By Nathan Solis
LOS ANGELES – People with mental health issues and dementia who are released from Los Angeles County jails will be given medications and connections to organizations that can keep them from becoming homeless, according to an update of a settlement agreement reached Thursday.
The amended agreement is the result of negotiations between advocacy groups who intervened in a 2015 settlement between the federal government and the Los Angeles County Sheriff’s Department.
Under the updated agreement reached in Central District of California on Thursday, a process will begin to connect inmates with mental illnesses with a treatment provider as soon as they are sent to jail in the hopes of keeping them ending up on the street without any support when they’re released.

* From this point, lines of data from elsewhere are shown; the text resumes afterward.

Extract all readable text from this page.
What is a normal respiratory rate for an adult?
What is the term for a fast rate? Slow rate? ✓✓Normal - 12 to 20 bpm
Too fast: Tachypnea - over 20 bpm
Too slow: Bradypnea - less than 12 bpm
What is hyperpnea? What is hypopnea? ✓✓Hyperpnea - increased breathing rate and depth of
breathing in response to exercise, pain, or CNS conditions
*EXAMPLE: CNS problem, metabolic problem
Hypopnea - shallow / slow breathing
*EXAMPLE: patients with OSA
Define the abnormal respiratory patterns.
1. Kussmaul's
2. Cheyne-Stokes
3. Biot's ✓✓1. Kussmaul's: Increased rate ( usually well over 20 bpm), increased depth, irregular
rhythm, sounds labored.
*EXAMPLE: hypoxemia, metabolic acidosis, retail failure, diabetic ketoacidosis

Those individuals will also be provided transportation, a chance to apply for a California ID and other means to help them after being released from jail.
The abrupt transition after being released from jail has left many inmates with mental disabilities alone on the streets without prescriptions and no means to obtain housing, according to advocacy groups who intervened on the inmates’ behalf in the agreement between Los Angeles County and the U.S. Department of Justice.
That underlying lawsuit filed by the federal government sought to improve conditions for inmates with mental illness while in jail.
The pro bono group Public Counsel and law firm Munger, Tolles & Olson said the initial settlement did not address important accommodations for people with personality disorders, substance abuse and dependence disorders, dementia or developmental disabilities.
The legal team said the deal also excluded mentally ill inmates from discharge services if they were jailed for fewer than seven days.
Additionally, the lawyers asked for necessary medications be made available on release, noting that simply writing them a prescription to fill themselves is meaningless for people with serious mental disabilities who “have no realistic hope of navigating to those who can fulfill their medication or service needs.”
The amendment was filed with U.S. District Judge Dean Pregerson, who allowed eight individuals to intervene in 2016. Those eight mentally ill individuals were jailed repeatedly and that “others have been arrested hundreds of times,” Pregerson found.
In a statement, the Los Angeles County Counsel’s office said, “Helping people rebuild their lives after incarceration is a key priority for the county. These expanded guidelines give us new tools to help people with mental illness get the support they need to successfully re-enter the community.”